I let my hands fall. The room swam back in. His face looked carved out of the same wood as the mantle—worn, nicked, still standing.
“I can’t fix what I broke,” I said. “Not with a key. Not with proof. But I can decide what breaks next.”
“And what holds,” he said.
“And what holds,” I echoed.
We looked at each other for a long time, the way men look when they are taking inventory of what remains after a storm.
His eyes were red. So were mine. There was nothing elegant about any of it.
We were two people in a room with a fire and a handful of facts and a future that had stopped pretending to be polite.

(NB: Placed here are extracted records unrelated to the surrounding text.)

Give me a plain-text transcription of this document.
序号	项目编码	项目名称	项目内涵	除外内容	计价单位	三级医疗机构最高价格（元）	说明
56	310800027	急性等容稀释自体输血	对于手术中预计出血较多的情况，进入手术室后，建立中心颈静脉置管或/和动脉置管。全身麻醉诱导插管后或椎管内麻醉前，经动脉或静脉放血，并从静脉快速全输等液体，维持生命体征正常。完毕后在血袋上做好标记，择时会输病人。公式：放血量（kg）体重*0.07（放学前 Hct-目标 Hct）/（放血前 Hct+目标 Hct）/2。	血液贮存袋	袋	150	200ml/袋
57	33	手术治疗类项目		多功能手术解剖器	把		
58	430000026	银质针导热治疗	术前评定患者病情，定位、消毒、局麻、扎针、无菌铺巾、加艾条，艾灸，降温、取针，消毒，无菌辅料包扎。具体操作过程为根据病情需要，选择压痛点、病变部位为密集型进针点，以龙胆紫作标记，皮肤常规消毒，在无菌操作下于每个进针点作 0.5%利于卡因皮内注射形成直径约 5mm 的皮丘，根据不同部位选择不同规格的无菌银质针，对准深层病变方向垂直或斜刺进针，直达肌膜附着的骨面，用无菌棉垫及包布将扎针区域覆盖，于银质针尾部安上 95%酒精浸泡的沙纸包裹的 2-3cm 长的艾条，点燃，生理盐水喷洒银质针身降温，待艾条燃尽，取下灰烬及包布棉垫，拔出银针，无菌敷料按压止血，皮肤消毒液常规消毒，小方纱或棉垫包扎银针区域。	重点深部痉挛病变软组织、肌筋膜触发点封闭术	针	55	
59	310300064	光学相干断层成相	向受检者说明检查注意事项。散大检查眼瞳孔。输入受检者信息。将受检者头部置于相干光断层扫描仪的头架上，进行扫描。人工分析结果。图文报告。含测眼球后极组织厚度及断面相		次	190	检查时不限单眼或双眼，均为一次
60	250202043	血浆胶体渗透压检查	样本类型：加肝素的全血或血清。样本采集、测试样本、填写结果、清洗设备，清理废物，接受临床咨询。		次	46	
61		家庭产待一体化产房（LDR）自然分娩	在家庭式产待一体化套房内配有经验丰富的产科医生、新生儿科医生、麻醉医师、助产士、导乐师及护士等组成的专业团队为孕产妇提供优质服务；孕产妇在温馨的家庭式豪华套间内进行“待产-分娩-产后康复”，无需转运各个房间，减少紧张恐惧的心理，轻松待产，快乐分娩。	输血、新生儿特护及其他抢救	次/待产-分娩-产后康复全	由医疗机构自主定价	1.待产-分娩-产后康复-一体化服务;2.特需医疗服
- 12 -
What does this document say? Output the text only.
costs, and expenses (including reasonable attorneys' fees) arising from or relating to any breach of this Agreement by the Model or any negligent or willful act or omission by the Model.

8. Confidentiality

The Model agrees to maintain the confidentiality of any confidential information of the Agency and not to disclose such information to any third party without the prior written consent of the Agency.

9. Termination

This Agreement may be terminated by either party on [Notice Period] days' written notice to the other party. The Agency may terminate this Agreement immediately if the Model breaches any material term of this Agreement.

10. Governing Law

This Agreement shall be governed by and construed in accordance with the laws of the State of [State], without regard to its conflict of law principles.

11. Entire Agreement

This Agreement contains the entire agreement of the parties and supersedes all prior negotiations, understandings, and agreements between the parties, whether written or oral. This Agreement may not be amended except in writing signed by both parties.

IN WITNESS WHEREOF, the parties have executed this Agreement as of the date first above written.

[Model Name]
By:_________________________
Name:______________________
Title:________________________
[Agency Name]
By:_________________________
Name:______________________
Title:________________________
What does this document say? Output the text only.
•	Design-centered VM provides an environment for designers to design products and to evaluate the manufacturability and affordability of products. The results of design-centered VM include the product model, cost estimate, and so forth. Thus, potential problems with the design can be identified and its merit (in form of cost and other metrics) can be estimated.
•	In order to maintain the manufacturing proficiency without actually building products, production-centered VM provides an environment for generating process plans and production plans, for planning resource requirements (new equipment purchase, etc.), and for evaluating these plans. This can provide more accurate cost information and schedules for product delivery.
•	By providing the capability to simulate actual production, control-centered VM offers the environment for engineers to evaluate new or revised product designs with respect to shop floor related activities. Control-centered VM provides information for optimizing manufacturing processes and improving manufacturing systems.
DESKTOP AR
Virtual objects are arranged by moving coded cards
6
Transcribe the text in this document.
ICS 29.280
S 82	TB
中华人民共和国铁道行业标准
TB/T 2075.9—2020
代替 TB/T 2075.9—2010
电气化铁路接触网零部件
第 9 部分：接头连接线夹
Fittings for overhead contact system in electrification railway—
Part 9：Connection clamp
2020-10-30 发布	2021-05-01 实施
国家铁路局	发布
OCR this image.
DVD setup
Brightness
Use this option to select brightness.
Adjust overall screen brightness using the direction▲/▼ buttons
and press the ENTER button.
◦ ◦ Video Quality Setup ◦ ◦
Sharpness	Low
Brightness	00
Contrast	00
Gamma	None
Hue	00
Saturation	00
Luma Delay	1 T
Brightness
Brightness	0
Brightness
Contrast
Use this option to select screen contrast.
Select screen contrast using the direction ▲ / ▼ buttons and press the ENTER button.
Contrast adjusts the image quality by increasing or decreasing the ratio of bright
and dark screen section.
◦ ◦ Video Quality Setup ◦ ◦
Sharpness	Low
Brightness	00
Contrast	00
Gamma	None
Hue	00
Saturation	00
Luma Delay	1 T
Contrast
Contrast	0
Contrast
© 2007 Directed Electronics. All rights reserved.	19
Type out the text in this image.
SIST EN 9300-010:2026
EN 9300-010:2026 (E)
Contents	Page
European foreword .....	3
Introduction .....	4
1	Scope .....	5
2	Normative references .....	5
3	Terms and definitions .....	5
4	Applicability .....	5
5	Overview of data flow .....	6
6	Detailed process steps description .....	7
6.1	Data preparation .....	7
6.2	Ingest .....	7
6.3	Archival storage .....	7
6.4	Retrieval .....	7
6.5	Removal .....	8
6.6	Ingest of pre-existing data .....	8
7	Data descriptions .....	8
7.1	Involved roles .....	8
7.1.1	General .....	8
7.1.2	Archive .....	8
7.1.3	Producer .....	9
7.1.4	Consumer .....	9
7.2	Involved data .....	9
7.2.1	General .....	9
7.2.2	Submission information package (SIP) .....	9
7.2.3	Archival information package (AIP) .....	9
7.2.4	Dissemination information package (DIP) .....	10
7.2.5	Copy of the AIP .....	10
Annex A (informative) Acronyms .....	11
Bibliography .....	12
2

“I loved you,” he said, and I heard the tense like an accusation and an offering. “I love you. Not well. Not enough. But I do.”
“I know,” I said, because it was the cruel thing and the kind thing at once. Tears kept going, stubborn as the rain. “And I hate you for it tonight.”
He nodded like that was fair—like he’d brought exactly this to the door and should have expected to carry some of it back out.
I stood. My knees trembled and held. I put the key in my pocket. The metal thunked against my thigh with the weight of a decision that hadn’t been made yet.
At the doorway I paused. The house breathed behind me. The fire kept its small, faithful chaos. Dad stayed in his chair, hands clasped like a man praying to something that doesn’t answer quickly.
“Lock the back door,” I said, because it was easier than saying anything that mattered, and because old habits still crawl to the surface when everything else is stripped.
“I will,” he said.
I opened the door. Cold air rushed in and kissed the sweat and salt on my face. The porch light made a wet halo of the rain. I stepped into it. I didn’t look back.